Makes me wonder where it stops. What will distinguish doctors from nurses? Or will we be able to just do away with medical school and residency eventually?
 
Makes me wonder where it stops. What will distinguish doctors from nurses? Or will we be able to just do away with medical school and residency eventually?

Had a really interesting experience this morning --- a relative had been taken to the ED for palpitations and was placed in 23 hour obs...no biggie, been on the physician end of this more than once but now I get to sit in the guest chair and watch as things unfold. ED doc was thorough and very good although he left a little out in asking pertinent history questions but nothing I could fault him for on standard of care....

This AM, I happened to be in the room when the ANP that worked for the cardiologist on call happened to waltz into the room....I was able to keep my mouth shut for a while but I have never witnessed such a poor, disorganized way of taking a history than I saw this AM. Rather than develop the HPI with an OLDCARTS type method, I could almost see her running down the list of differentials with one specific question per differential....and nothing else regarding that differential. If the patient didn't affirm the one question the NP asked, that was crossed off the DDX list.....as opposed to eliciting information from the patient and letting them describe what brought them into the hospital and then working up the DDX based on the whole picture.....
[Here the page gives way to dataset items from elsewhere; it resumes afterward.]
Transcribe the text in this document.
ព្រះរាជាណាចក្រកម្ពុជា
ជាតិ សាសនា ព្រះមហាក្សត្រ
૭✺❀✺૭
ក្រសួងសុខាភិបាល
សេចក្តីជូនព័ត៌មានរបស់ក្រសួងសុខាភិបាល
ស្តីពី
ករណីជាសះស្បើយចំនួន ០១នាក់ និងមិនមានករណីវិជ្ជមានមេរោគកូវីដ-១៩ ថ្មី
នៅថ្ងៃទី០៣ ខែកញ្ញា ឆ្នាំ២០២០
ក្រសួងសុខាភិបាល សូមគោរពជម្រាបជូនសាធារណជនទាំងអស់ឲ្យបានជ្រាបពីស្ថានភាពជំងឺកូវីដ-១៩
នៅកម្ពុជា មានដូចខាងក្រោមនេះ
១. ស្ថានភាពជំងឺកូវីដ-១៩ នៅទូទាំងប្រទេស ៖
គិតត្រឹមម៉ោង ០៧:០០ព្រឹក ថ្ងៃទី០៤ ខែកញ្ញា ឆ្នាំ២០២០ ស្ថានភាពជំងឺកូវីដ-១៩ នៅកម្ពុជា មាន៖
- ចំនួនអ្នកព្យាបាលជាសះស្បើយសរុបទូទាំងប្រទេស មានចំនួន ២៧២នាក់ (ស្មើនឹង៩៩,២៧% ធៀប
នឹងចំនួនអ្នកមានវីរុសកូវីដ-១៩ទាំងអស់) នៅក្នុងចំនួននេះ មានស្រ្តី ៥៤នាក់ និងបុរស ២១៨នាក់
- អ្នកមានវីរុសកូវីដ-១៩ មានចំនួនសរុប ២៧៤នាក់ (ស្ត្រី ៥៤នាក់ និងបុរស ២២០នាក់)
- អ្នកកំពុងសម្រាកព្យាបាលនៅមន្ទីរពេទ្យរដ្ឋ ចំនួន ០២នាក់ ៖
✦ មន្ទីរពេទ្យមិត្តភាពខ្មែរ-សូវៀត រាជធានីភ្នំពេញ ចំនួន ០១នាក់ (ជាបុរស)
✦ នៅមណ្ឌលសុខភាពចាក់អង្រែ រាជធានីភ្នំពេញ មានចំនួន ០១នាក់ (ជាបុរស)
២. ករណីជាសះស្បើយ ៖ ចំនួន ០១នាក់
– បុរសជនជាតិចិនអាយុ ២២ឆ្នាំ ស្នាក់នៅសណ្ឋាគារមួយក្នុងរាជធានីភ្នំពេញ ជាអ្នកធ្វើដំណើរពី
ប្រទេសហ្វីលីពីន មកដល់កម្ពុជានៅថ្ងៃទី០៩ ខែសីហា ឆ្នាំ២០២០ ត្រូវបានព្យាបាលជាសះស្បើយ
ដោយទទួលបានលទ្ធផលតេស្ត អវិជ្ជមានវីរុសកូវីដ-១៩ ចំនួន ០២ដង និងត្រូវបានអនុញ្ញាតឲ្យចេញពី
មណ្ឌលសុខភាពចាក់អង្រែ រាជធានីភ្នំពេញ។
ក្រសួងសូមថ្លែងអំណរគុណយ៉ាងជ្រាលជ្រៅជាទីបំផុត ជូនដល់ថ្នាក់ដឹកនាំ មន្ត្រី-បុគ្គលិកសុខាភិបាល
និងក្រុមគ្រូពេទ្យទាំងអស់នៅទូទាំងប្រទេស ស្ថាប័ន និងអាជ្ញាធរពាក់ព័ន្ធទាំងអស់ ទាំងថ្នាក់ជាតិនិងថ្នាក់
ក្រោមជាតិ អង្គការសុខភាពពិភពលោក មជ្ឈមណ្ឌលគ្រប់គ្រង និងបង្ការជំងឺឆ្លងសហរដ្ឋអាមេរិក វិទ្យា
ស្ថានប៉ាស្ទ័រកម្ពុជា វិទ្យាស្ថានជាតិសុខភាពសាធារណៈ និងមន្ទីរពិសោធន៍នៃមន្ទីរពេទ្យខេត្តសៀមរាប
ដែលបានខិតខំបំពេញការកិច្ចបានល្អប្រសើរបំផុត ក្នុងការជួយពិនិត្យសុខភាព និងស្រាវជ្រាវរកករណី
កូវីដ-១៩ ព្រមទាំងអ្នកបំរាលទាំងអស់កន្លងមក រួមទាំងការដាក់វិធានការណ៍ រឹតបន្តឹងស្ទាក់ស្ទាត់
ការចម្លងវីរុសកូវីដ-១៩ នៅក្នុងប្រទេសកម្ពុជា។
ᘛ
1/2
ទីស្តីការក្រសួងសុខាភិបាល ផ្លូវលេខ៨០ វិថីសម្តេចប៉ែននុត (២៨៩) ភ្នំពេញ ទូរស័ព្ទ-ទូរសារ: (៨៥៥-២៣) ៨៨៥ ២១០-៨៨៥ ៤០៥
The cardiologist came in later and used the information from the NP and was about to start making some decisions when I couldn't take it anymore and asked the patient a few leading questions which caused them to say things that were factual, germaine, and had not been elicited previously but changed the treatment plan. I didn't know how to play it and didn't want to interfere but it was rather appalling at what was missed and not elicited.....

I shudder to think how this would have went down if the NP had independent practice rights.....
 
I shudder to think how this would have went down if the NP had independent practice rights.....
Unfortunately, they already have independence in several states. It's a matter of damage control now, not prevention, IMO.

From my limited understanding of medicine, it's hard to imagine that those with lesser training than physicians, on average, can come up with the same extensive Ddx as physicians can. Like Taurus mentions, it'll ultimately get down to malpractice lawsuits that will limit NP/DNP independent practice...unfortunately for patients. At least, that's my opinion.